Association of Serum C-reactive Protein in Preeclampsia and its Effect on Fetal Birth Weight A Case Control Study
Objective(s): The aim of this study was to evaluate the association of serum C-reactive protein (CRP) in preeclampsia (PE) and its effect on fetal birth weight.
Materials and methods: This case control study was conducted in Chittagong Medical College Hospital, Bangladesh, from July 2013 to June 2014. Study population was pregnant women of third trimester with preeclampsia (case group) and normal blood pressure (control group). The maternal serum C-reactive protein (CRP) levels were measured by immune turbidometric assay between 32 weeks to term. The women were divided into three groups: mild PE, severe PE (according to ACOG criteria) and normal healthy group. The value of CRP and its correlation with birth weight was compared between groups.
Results: One hundred and fifty (150) pregnant women were analyzed. Among them 50 were case and 100 control. There was no difference between age of the patients of both groups. The mean systolic blood pressure was 148.40 ± 12.35 mm Hg in case and 122.15 ± 6.44 mmHg in control group. The mean diastolic blood pressure was 100.00 ± 9.74 mmHg in case and 74.05 ± 5.97 mmHg for the control. The systolic and diastolic blood pressure was significantly higher in preeclamptic group (P < 0.000). C-reactive protein was 10.28 ± 7.25 mg/ mL in mild PE and 10.94 ± 6.32 mg/mL in severe PE and 3.45 ± 1.71 mg/mL in normotensive group, which was significantly higher in case than control group (P = 0.000). Preeclamptic women delivered at a significantly shorter gestational age than normal pregnant women. Mean gestational age during delivery for the case group and control group was 39.02 ± 1.6 and 39.58 ± 0.8 weeks respectively. Mean birth weight in PE (2.52 ± 0.42 kg) was significantly lower than normal pregnancies (2.88 ± 0.29 kg). The sensitivity and specificity of CRP were 68% and 98% respectively. Multiple regression analysis showed that there is a strong association between CRP levels and PE and birth weight.

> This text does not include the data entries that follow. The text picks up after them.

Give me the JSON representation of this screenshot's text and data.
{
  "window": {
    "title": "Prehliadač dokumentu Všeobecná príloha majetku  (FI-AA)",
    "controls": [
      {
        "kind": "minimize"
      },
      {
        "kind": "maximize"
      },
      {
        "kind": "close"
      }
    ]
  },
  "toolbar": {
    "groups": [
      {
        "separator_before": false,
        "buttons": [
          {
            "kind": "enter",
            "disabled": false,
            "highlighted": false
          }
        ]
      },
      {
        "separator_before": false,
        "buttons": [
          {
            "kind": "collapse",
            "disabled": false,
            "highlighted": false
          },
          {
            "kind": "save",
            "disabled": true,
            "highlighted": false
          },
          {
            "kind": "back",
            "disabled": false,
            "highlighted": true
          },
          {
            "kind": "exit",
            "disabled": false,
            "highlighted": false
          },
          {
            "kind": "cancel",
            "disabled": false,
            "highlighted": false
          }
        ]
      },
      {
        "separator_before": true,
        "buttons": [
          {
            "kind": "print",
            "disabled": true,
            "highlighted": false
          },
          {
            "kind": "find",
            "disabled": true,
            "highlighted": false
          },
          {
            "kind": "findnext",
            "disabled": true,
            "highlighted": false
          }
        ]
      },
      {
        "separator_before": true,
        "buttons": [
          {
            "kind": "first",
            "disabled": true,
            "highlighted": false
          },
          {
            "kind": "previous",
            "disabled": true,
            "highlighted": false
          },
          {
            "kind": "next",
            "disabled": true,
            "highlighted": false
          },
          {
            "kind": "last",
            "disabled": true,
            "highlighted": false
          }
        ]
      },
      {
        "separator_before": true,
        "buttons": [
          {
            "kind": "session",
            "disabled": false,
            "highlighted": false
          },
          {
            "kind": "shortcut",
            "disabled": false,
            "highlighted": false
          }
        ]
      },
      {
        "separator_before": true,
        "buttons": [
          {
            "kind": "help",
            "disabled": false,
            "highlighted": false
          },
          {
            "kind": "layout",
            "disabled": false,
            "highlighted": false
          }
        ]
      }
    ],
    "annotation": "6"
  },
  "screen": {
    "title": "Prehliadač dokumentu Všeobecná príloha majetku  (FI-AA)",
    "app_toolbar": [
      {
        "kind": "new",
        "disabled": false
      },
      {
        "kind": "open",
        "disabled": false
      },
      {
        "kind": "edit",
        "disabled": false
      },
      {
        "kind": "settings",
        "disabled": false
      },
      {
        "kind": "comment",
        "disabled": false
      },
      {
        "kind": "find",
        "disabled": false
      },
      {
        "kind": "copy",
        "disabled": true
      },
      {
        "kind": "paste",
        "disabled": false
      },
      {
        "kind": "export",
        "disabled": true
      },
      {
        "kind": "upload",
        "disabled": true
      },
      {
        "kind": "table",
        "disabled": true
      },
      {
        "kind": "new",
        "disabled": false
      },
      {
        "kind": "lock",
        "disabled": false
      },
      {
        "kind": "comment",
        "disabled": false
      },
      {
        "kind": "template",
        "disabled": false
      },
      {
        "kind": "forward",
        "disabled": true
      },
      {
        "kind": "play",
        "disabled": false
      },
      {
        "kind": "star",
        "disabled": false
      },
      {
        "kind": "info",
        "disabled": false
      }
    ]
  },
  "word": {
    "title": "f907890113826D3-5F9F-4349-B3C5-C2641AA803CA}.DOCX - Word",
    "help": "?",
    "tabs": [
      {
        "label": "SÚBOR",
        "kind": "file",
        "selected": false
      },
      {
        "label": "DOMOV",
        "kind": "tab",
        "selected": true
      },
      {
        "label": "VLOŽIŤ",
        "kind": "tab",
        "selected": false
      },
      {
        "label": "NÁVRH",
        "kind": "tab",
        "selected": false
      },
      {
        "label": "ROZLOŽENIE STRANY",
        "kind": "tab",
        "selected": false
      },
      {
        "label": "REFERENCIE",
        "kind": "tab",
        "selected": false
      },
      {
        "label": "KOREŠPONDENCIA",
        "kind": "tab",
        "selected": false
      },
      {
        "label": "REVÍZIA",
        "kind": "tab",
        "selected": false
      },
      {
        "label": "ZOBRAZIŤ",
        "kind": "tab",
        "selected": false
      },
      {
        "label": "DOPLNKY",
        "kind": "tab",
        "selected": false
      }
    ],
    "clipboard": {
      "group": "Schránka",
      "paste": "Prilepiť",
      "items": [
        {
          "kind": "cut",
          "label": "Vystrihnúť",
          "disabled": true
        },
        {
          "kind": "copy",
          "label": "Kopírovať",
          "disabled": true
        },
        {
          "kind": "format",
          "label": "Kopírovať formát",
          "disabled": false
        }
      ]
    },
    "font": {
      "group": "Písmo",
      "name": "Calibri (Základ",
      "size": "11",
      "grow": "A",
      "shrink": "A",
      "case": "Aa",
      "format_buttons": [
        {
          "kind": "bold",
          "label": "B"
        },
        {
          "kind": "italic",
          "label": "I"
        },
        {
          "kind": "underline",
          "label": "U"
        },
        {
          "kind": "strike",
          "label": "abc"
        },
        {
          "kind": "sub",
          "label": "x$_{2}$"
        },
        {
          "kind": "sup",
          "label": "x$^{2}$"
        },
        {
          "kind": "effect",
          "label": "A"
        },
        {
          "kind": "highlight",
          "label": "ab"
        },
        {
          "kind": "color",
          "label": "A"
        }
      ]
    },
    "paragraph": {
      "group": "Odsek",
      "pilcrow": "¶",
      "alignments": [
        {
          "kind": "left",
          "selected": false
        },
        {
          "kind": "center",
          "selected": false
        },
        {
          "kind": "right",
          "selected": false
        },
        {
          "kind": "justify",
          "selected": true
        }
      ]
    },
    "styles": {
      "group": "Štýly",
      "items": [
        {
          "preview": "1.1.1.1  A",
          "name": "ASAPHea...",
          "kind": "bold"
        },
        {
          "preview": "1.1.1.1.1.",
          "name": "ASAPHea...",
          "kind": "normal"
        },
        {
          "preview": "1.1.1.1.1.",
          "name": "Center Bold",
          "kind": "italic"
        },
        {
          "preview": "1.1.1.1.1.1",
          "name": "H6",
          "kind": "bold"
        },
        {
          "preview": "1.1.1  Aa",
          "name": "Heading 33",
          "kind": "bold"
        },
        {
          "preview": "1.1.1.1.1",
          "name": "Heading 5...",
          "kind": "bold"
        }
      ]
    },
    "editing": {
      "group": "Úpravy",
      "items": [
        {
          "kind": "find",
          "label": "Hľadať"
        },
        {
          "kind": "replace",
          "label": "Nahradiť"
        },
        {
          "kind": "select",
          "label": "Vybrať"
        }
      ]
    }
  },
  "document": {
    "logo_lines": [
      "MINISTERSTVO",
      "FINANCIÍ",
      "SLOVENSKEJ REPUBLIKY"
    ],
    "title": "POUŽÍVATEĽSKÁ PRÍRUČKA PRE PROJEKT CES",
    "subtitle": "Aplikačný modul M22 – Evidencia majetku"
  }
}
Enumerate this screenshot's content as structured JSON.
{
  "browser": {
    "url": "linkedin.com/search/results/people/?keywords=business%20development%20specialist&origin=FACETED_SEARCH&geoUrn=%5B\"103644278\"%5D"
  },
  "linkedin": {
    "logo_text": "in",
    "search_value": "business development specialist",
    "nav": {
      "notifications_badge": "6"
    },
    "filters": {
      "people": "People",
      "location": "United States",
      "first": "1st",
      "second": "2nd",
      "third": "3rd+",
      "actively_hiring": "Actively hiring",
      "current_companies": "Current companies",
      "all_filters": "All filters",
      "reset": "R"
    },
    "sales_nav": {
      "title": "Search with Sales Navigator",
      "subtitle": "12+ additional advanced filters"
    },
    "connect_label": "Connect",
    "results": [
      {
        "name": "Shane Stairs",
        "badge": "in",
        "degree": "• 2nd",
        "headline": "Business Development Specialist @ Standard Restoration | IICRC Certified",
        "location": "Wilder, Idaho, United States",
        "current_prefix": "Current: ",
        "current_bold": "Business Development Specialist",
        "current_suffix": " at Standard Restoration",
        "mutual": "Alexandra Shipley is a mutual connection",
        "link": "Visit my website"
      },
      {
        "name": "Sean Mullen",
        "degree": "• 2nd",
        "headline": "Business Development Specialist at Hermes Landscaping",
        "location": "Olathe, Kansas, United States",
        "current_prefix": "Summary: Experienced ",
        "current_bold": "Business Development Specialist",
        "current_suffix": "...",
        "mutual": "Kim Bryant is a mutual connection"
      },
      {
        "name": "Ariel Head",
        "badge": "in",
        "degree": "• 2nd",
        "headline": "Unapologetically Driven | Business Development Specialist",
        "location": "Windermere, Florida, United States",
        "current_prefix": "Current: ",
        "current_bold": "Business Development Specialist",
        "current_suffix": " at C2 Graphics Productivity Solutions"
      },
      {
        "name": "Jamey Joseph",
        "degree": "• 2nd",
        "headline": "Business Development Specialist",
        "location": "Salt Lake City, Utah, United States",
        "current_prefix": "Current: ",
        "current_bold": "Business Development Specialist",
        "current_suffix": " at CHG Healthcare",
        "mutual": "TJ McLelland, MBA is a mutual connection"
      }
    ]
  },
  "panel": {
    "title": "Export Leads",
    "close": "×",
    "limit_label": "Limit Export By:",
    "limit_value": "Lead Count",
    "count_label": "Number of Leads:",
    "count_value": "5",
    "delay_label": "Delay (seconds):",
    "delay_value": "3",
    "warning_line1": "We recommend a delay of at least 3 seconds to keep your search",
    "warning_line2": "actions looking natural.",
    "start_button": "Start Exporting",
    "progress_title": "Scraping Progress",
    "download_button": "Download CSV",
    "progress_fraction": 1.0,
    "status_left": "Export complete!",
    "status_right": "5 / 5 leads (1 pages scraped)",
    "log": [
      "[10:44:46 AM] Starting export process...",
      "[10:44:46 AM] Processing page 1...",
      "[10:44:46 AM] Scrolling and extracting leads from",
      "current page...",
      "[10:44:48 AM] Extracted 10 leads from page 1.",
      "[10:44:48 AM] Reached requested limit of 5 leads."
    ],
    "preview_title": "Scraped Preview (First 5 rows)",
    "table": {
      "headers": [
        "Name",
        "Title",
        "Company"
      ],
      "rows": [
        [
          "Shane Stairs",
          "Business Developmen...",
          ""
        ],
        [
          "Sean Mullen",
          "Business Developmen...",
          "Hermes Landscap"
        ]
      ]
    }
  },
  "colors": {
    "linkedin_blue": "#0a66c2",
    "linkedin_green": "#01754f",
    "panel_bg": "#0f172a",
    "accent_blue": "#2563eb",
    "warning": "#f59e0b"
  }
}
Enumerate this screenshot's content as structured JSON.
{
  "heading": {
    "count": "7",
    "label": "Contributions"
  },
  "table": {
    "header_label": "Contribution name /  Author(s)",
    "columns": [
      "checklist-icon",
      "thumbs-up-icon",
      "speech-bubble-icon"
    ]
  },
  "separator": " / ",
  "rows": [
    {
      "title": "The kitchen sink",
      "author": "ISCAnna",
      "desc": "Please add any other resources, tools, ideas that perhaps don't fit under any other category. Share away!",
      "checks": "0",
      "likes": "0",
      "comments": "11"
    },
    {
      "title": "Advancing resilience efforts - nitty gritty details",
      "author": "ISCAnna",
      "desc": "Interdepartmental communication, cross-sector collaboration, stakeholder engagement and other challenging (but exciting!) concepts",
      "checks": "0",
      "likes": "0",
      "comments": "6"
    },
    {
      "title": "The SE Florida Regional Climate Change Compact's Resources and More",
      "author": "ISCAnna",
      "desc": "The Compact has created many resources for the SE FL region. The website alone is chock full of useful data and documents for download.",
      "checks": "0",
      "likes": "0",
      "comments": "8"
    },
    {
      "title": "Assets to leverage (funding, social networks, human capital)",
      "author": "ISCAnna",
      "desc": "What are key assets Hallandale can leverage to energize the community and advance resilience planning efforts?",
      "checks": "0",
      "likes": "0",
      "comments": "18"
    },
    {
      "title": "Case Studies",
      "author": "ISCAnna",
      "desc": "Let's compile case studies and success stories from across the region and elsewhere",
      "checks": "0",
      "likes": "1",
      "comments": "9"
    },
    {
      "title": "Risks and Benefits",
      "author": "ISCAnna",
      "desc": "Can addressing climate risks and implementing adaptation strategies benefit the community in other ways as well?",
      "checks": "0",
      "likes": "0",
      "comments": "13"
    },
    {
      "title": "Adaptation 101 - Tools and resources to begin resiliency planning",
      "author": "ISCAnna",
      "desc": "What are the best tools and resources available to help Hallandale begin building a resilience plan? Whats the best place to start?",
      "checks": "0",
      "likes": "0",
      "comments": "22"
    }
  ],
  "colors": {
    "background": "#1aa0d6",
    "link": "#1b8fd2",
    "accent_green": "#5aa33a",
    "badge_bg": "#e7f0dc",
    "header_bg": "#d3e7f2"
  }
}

Conclusion: This small study showed that in case group CRP was raised in 68% cases which is much higher in comparison to healthy control group where CRP was high only in 2% cases. High CRP has association with low birth weight. Therefore, CRP may be used as cost effective investigation to identify the risk of preeclampsia and its effect on fetal birth weight.